Kamil WRÓBEL1, Märt REINVEE2 and Barbara KRAJEWSKA3
1 Poznan University of Technology; Faculty of Engineering Management; Institute of Safety and Quality Engineering; Division of Applied Ergonomics; Poland
2 University of Life Sciences; Estonia
3 Poznan University of Technology; Poland
The article explores the management of ergonomic interventions in Industry 4.0 during the COVID-19 pandemic, focusing on the assembly process in window production. The study addresses methods for determining and quantifying worker burdens caused by exposure factors due to ergonomic interventions. The cognitive goal is to quantify operational and tactical variables impacting worker workload during the pandemic. The practical objective is to evaluate the relevance of variables for applying artificial neural networks to support ergonomic interventions in semi- and non-automated assembly processes.

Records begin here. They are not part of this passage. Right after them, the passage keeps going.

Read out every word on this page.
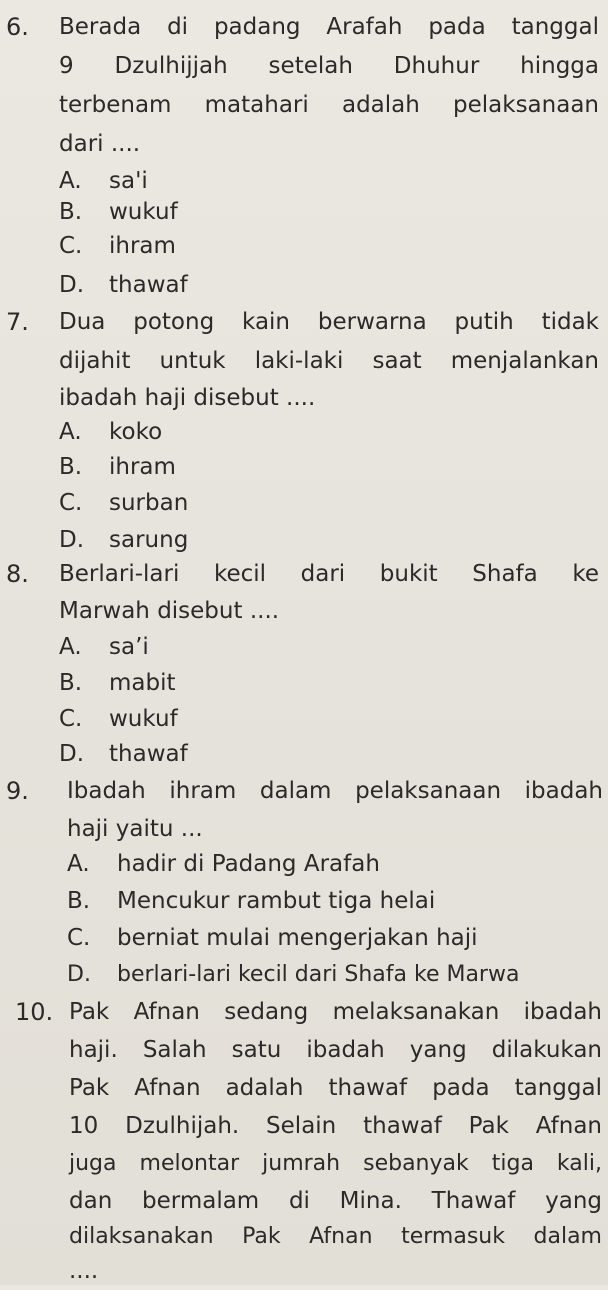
6. Berada di padang Arafah pada tanggal
9 Dzulhijjah setelah Dhuhur hingga
terbenam matahari adalah pelaksanaan
dari ....
A. sa'i
B. wukuf
C. ihram
D. thawaf
7. Dua potong kain berwarna putih tidak
dijahit untuk laki-laki saat menjalankan
ibadah haji disebut ....
A. koko
B. ihram
C. surban
D. sarung
8. Berlari-lari kecil dari bukit Shafa ke
Marwah disebut ....
A. sa’i
B. mabit
C. wukuf
D. thawaf
9. Ibadah ihram dalam pelaksanaan ibadah
haji yaitu ...
A. hadir di Padang Arafah
B. Mencukur rambut tiga helai
C. berniat mulai mengerjakan haji
D. berlari-lari kecil dari Shafa ke Marwa
10. Pak Afnan sedang melaksanakan ibadah
haji. Salah satu ibadah yang dilakukan
Pak Afnan adalah thawaf pada tanggal
10 Dzulhijah. Selain thawaf Pak Afnan
juga melontar jumrah sebanyak tiga kali,
dan bermalam di Mina. Thawaf yang
dilaksanakan Pak Afnan termasuk dalam
....
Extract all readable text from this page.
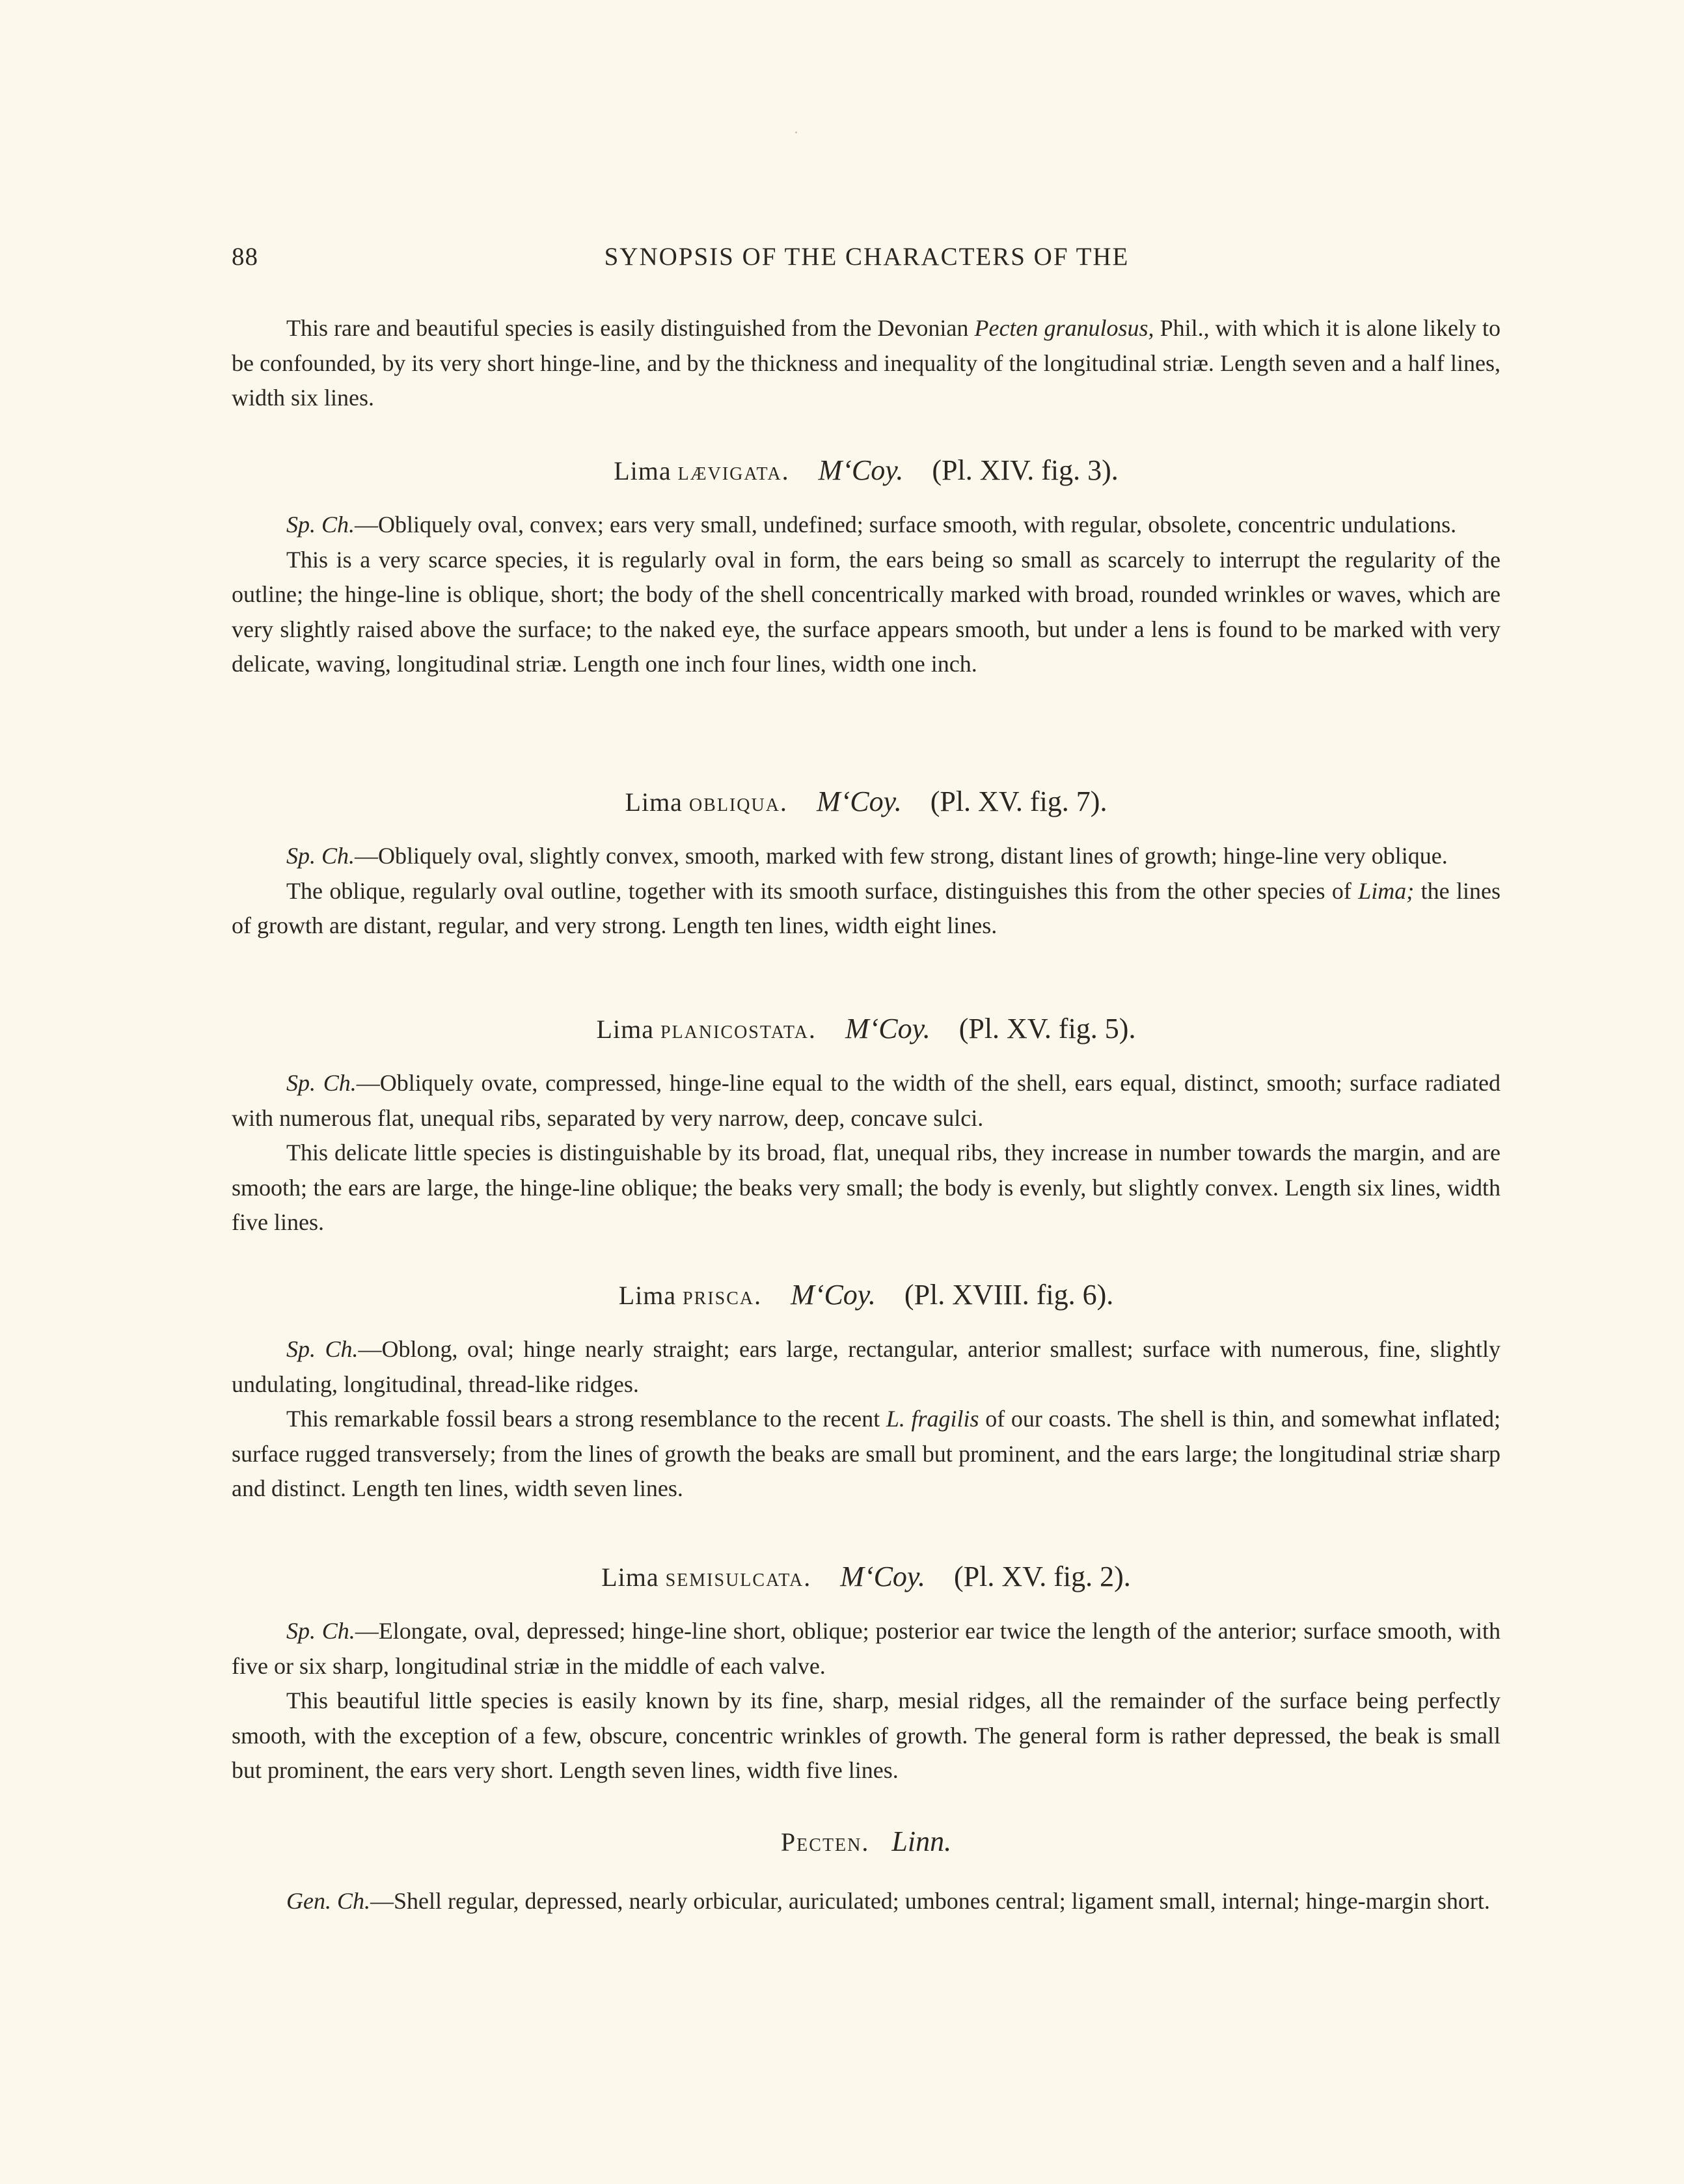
88	SYNOPSIS OF THE CHARACTERS OF THE

This rare and beautiful species is easily distinguished from the Devonian Pecten granulosus, Phil., with which it is alone likely to be confounded, by its very short hinge-line, and by the thickness and inequality of the longitudinal striæ. Length seven and a half lines, width six lines.

Lima lævigata. M‘Coy. (Pl. XIV. fig. 3).

Sp. Ch.—Obliquely oval, convex; ears very small, undefined; surface smooth, with regular, obsolete, concentric undulations.

This is a very scarce species, it is regularly oval in form, the ears being so small as scarcely to interrupt the regularity of the outline; the hinge-line is oblique, short; the body of the shell concentrically marked with broad, rounded wrinkles or waves, which are very slightly raised above the surface; to the naked eye, the surface appears smooth, but under a lens is found to be marked with very delicate, waving, longitudinal striæ. Length one inch four lines, width one inch.

Lima obliqua. M‘Coy. (Pl. XV. fig. 7).

Sp. Ch.—Obliquely oval, slightly convex, smooth, marked with few strong, distant lines of growth; hinge-line very oblique.

The oblique, regularly oval outline, together with its smooth surface, distinguishes this from the other species of Lima; the lines of growth are distant, regular, and very strong. Length ten lines, width eight lines.

Lima planicostata. M‘Coy. (Pl. XV. fig. 5).

Sp. Ch.—Obliquely ovate, compressed, hinge-line equal to the width of the shell, ears equal, distinct, smooth; surface radiated with numerous flat, unequal ribs, separated by very narrow, deep, concave sulci.

This delicate little species is distinguishable by its broad, flat, unequal ribs, they increase in number towards the margin, and are smooth; the ears are large, the hinge-line oblique; the beaks very small; the body is evenly, but slightly convex. Length six lines, width five lines.

Lima prisca. M‘Coy. (Pl. XVIII. fig. 6).

Sp. Ch.—Oblong, oval; hinge nearly straight; ears large, rectangular, anterior smallest; surface with numerous, fine, slightly undulating, longitudinal, thread-like ridges.

This remarkable fossil bears a strong resemblance to the recent L. fragilis of our coasts. The shell is thin, and somewhat inflated; surface rugged transversely; from the lines of growth the beaks are small but prominent, and the ears large; the longitudinal striæ sharp and distinct. Length ten lines, width seven lines.

Lima semisulcata. M‘Coy. (Pl. XV. fig. 2).

Sp. Ch.—Elongate, oval, depressed; hinge-line short, oblique; posterior ear twice the length of the anterior; surface smooth, with five or six sharp, longitudinal striæ in the middle of each valve.

This beautiful little species is easily known by its fine, sharp, mesial ridges, all the remainder of the surface being perfectly smooth, with the exception of a few, obscure, concentric wrinkles of growth. The general form is rather depressed, the beak is small but prominent, the ears very short. Length seven lines, width five lines.

Pecten. Linn.

Gen. Ch.—Shell regular, depressed, nearly orbicular, auriculated; umbones central; ligament small, internal; hinge-margin short.
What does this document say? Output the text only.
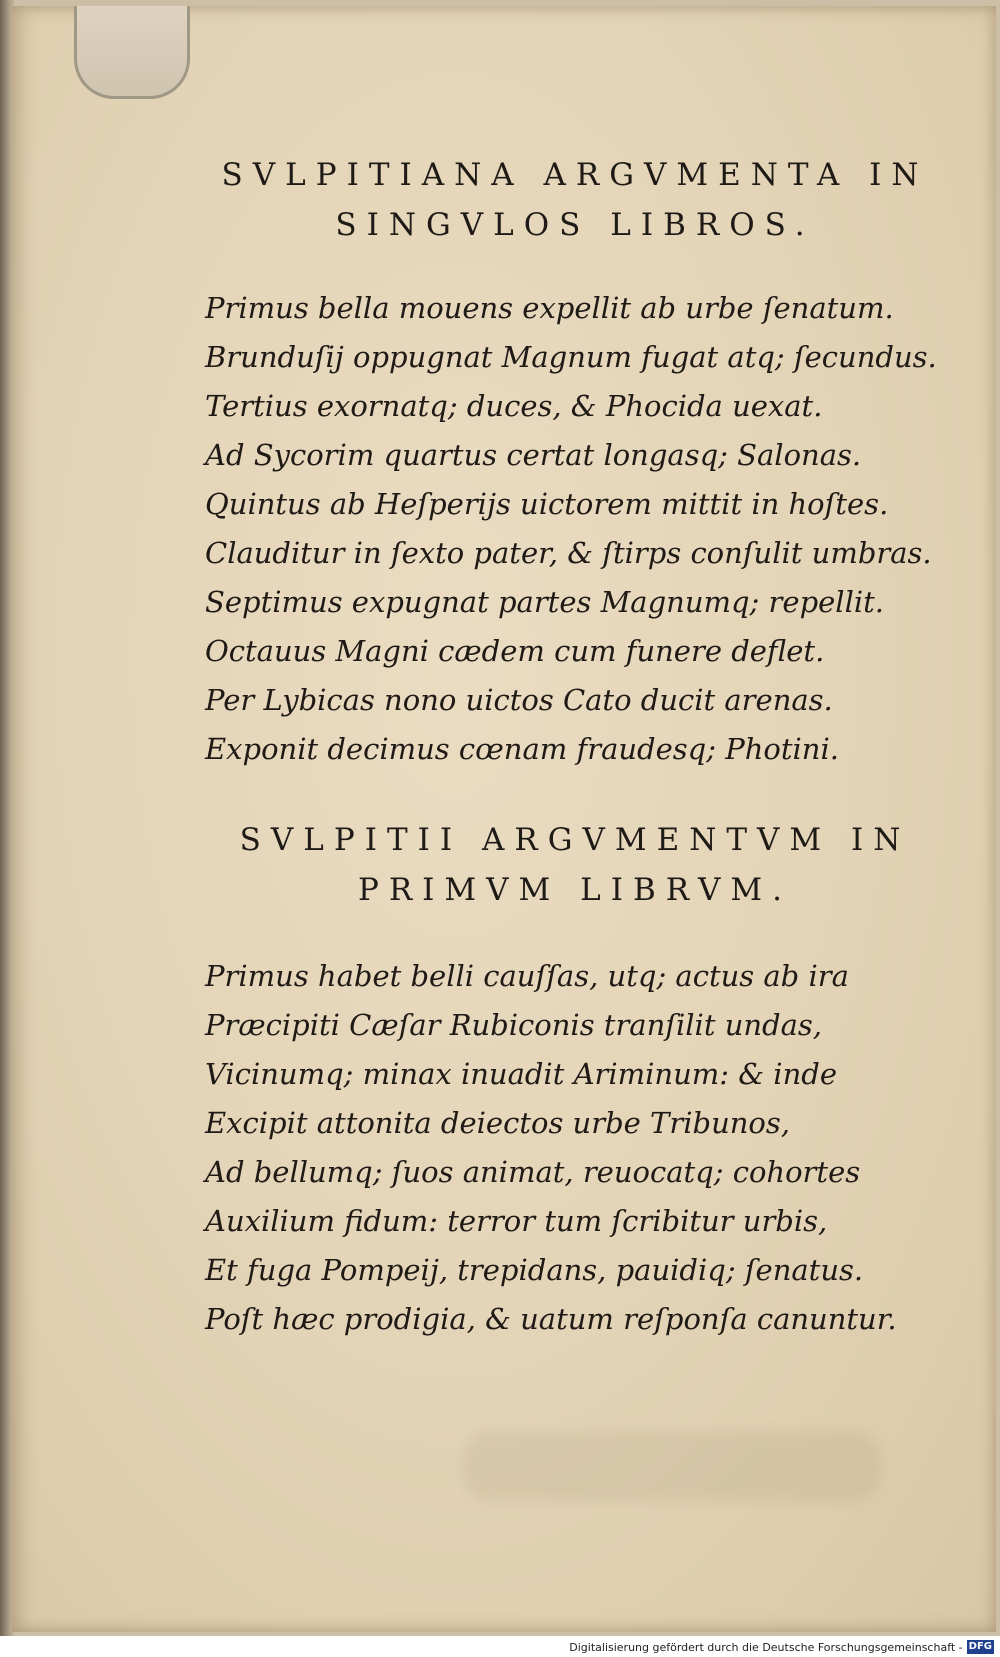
SVLPITIANA ARGVMENTA IN
SINGVLOS LIBROS.
Primus bella mouens expellit ab urbe ſenatum.
Brunduſij oppugnat Magnum fugat atq; ſecundus.
Tertius exornatq; duces, & Phocida uexat.
Ad Sycorim quartus certat longasq; Salonas.
Quintus ab Heſperijs uictorem mittit in hoſtes.
Clauditur in ſexto pater, & ſtirps conſulit umbras.
Septimus expugnat partes Magnumq; repellit.
Octauus Magni cædem cum funere deflet.
Per Lybicas nono uictos Cato ducit arenas.
Exponit decimus cœnam fraudesq; Photini.
SVLPITII ARGVMENTVM IN
PRIMVM LIBRVM.
Primus habet belli cauſſas, utq; actus ab ira
Præcipiti Cæſar Rubiconis tranſilit undas,
Vicinumq; minax inuadit Ariminum: & inde
Excipit attonita deiectos urbe Tribunos,
Ad bellumq; ſuos animat, reuocatq; cohortes
Auxilium fidum: terror tum ſcribitur urbis,
Et fuga Pompeij, trepidans, pauidiq; ſenatus.
Poſt hæc prodigia, & uatum reſponſa canuntur.
Digitalisierung gefördert durch die Deutsche Forschungsgemeinschaft - DFG
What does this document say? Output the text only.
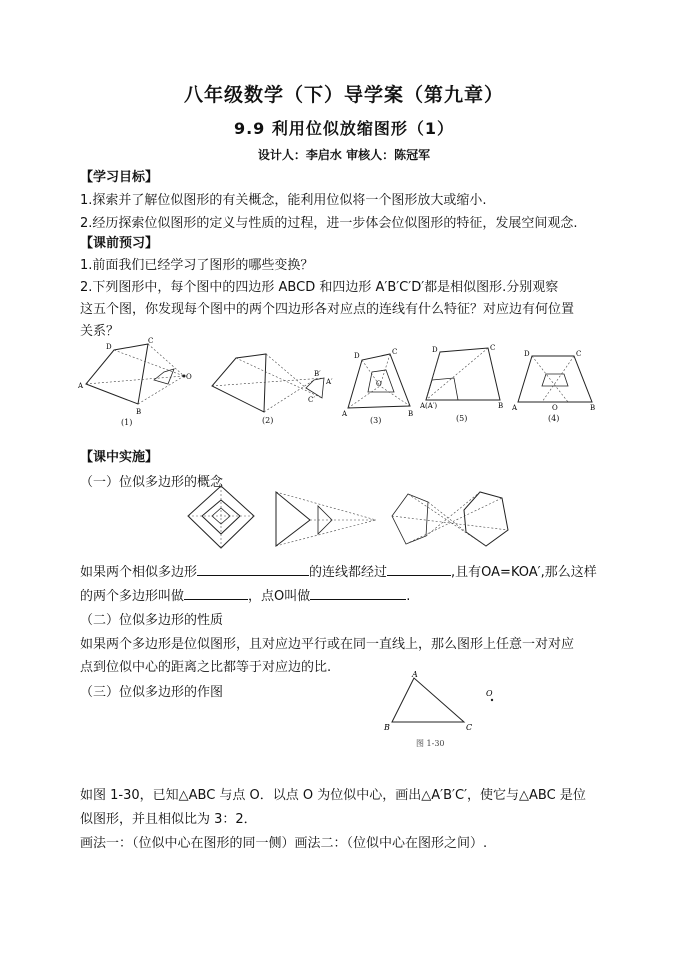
八年级数学（下）导学案（第九章）
9.9 利用位似放缩图形（1）
设计人：李启水 审核人：陈冠军
【学习目标】
1.探索并了解位似图形的有关概念，能利用位似将一个图形放大或缩小.
2.经历探索位似图形的定义与性质的过程，进一步体会位似图形的特征，发展空间观念.
【课前预习】
1.前面我们已经学习了图形的哪些变换？
2.下列图形中，每个图中的四边形 ABCD 和四边形 A′B′C′D′都是相似图形.分别观察
这五个图，你发现每个图中的两个四边形各对应点的连线有什么特征？对应边有何位置
关系？
A
D
C
B
O
(1)
B′
A′
C′
(2)
A
D	C
B
O
(3)
D	C
A(A′)	B
(5)
D	C
A	B
O
(4)
【课中实施】
（一）位似多边形的概念
如果两个相似多边形	的连线都经过	,且有OA=KOA′,那么这样
的两个多边形叫做	，点O叫做	.
（二）位似多边形的性质
如果两个多边形是位似图形，且对应边平行或在同一直线上，那么图形上任意一对对应
点到位似中心的距离之比都等于对应边的比.
（三）位似多边形的作图
A
B	C
O
图 1-30
如图 1-30，已知△ABC 与点 O．以点 O 为位似中心，画出△A′B′C′，使它与△ABC 是位
似图形，并且相似比为 3：2．
画法一：（位似中心在图形的同一侧）画法二：（位似中心在图形之间）.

Sixteen variables were examined, including noise, work pace, body posture, control element position, and personal protective equipment. Postural load, heart rate, and NASA-TLX assessments were carried out during tests, along with cognitive-motor skills and fatigue measurements. The results, quantified using a comparative method, showed that task load was most affected by stress and fast work pace. PPE, such as masks and gloves, caused only minor strain, while the least burdensome factor was the slightly shifted screen position. Personalized results of the impact of these variables were obtained, which were further quantified and linked to IE management goals, such as minimizing stress at the cost of physical load. These quantifications enable the use of artificial neural networks to support IE management in partially and non-automated assembly processes in Industry 4.0.